Despite advances in strategy and agile development, many companies still struggle in executing their strategy. The common pitfalls are:
lack of shared understanding or commitment to the strategy on the ‘ground floor’
strategy is not distilled into specific content
development efforts are not truly aligned with strategy
decision-making based on continuous assessment of the impact of development efforts
By learning the key principles and practices of strategy-driven development, your organisation will be able to close the strategy-execution gap.
PEOPLE AND CULTURE
While process and structure play a big role in business agility, the foundation of it is formed by people and culture. Unless your culture supports business agility and your people have the right competences, it is unlikely the practices will stick.
Psychological safety is a must. Business agility is a journey into uncertainty. Many of the experiments will fail – that is a given when your organisation is creating something new and pushing boundaries. Unless your culture enables people to embrace this and focus on learning, there will be a strong urge to play it safe and only focus on improving what already exists, not creating something new.
To succeed in this area of business agility, you must be the winner in these three categories:
leadership – leading by example
culture – creating and sustaining the right organisational habits
recruitment – hiring with cultural fit, not just skills and experience in mind
Having the right leadership model and culture is also key for talent acquisition. Organisations are increasingly competing for the right talent. Having a culture that encourages learning, personal development, and collaboration will increasingly be the deciding factor when the best talent makes their choices.

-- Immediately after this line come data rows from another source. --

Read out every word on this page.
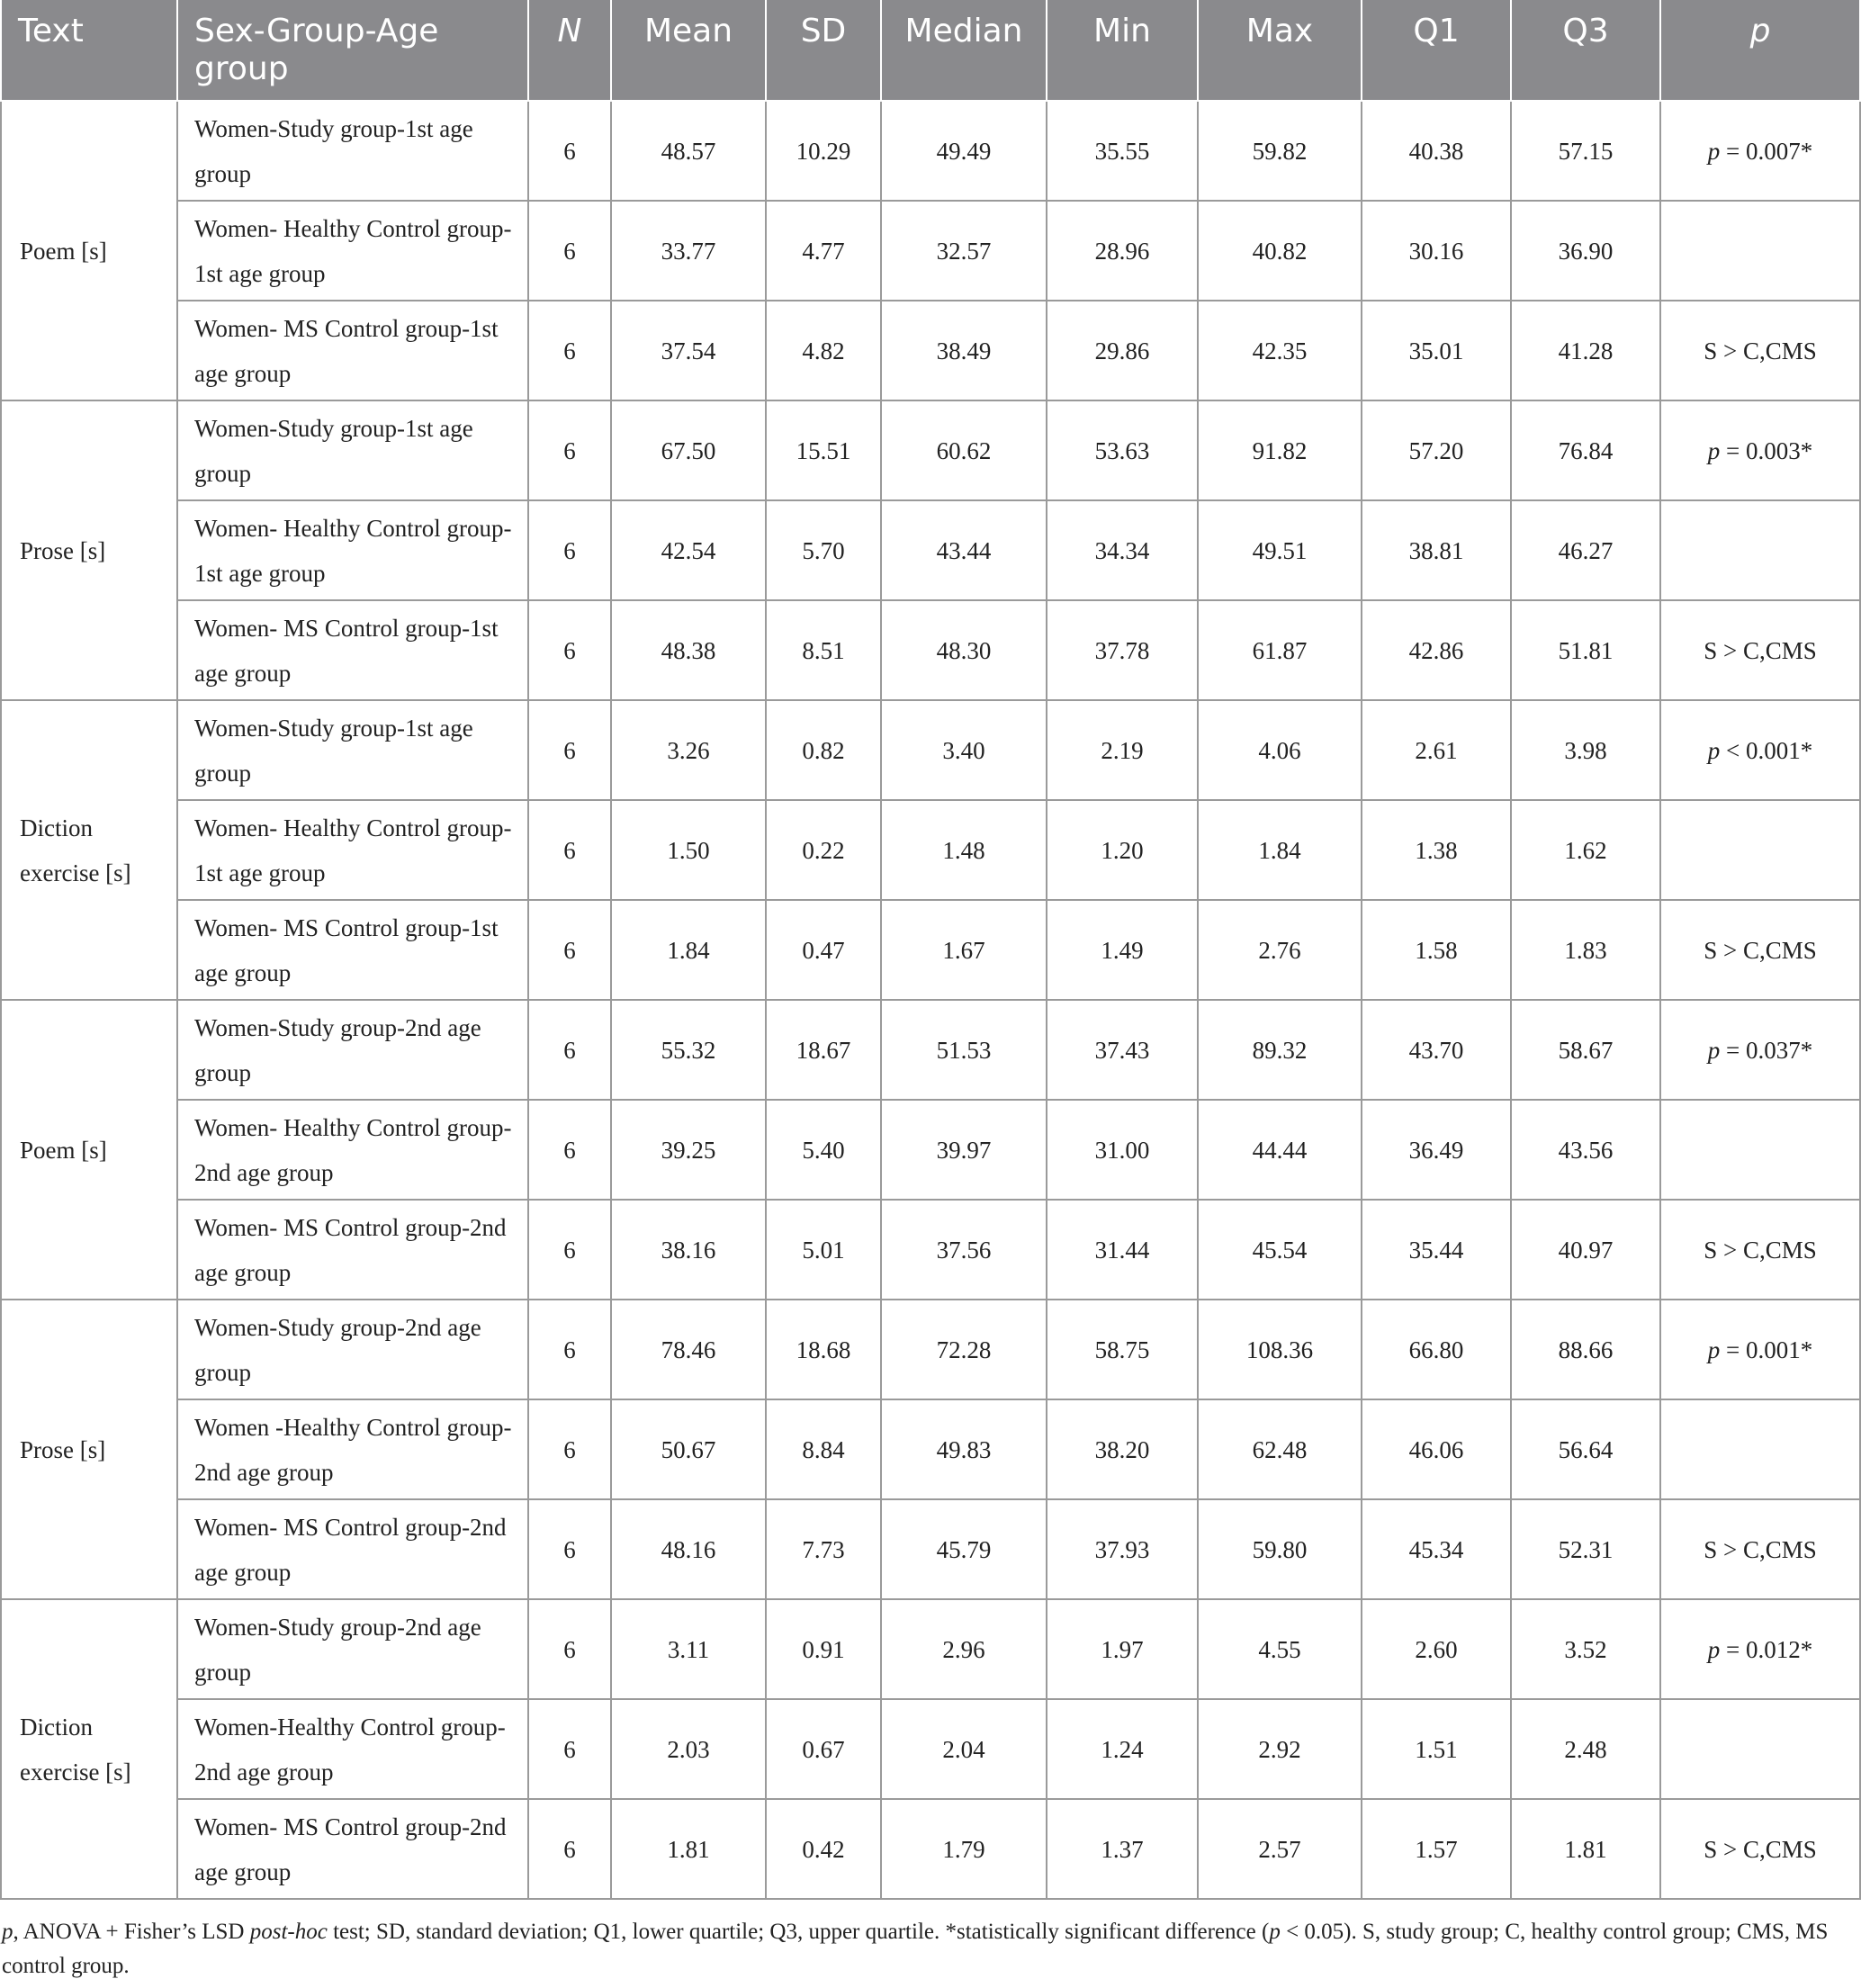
Text	Sex-Group-Age group	N	Mean	SD	Median	Min	Max	Q1	Q3	p
Poem [s]	Women-Study group-1st age group	6	48.57	10.29	49.49	35.55	59.82	40.38	57.15	p = 0.007*
	Women- Healthy Control group-1st age group	6	33.77	4.77	32.57	28.96	40.82	30.16	36.90	
	Women- MS Control group-1st age group	6	37.54	4.82	38.49	29.86	42.35	35.01	41.28	S > C,CMS
Prose [s]	Women-Study group-1st age group	6	67.50	15.51	60.62	53.63	91.82	57.20	76.84	p = 0.003*
	Women- Healthy Control group-1st age group	6	42.54	5.70	43.44	34.34	49.51	38.81	46.27	
	Women- MS Control group-1st age group	6	48.38	8.51	48.30	37.78	61.87	42.86	51.81	S > C,CMS
Diction exercise [s]	Women-Study group-1st age group	6	3.26	0.82	3.40	2.19	4.06	2.61	3.98	p < 0.001*
	Women- Healthy Control group-1st age group	6	1.50	0.22	1.48	1.20	1.84	1.38	1.62	
	Women- MS Control group-1st age group	6	1.84	0.47	1.67	1.49	2.76	1.58	1.83	S > C,CMS
Poem [s]	Women-Study group-2nd age group	6	55.32	18.67	51.53	37.43	89.32	43.70	58.67	p = 0.037*
	Women- Healthy Control group-2nd age group	6	39.25	5.40	39.97	31.00	44.44	36.49	43.56	
	Women- MS Control group-2nd age group	6	38.16	5.01	37.56	31.44	45.54	35.44	40.97	S > C,CMS
Prose [s]	Women-Study group-2nd age group	6	78.46	18.68	72.28	58.75	108.36	66.80	88.66	p = 0.001*
	Women -Healthy Control group-2nd age group	6	50.67	8.84	49.83	38.20	62.48	46.06	56.64	
	Women- MS Control group-2nd age group	6	48.16	7.73	45.79	37.93	59.80	45.34	52.31	S > C,CMS
Diction exercise [s]	Women-Study group-2nd age group	6	3.11	0.91	2.96	1.97	4.55	2.60	3.52	p = 0.012*
	Women-Healthy Control group-2nd age group	6	2.03	0.67	2.04	1.24	2.92	1.51	2.48	
	Women- MS Control group-2nd age group	6	1.81	0.42	1.79	1.37	2.57	1.57	1.81	S > C,CMS
p, ANOVA + Fisher’s LSD post-hoc test; SD, standard deviation; Q1, lower quartile; Q3, upper quartile. *statistically significant difference (p < 0.05). S, study group; C, healthy control group; CMS, MS control group.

‘The only constant in life is change’.
In these turbulent and quickly changing times, the ability to transform an organisation in addition to developing new products and services is vital. Many organisations understand the importance of being able to change, but yet struggle to do so in practice. Turning a large ship around is never an easy task, but having a good understanding of the basic building blocks of successful transformation will give your organisation a head start:
Shared vision and collaborative goal-setting
Experimentation and meaningful milestones
Sharing learning in an effective way (with context)
Creating structures that guide your journey
Skill development and coaching
We will share good practices based on current scientific knowledge and practical case studies from organisations that have undergone successful transformations. The conference will also bust the highly common myths about organisational change that are likely to hold your organisation back.
Learning to successfully transform your organisation is a significant investment, but one that will be put into good use because if there is one lesson that history teaches us, it is that the need to constantly reinvent yourself is permanent.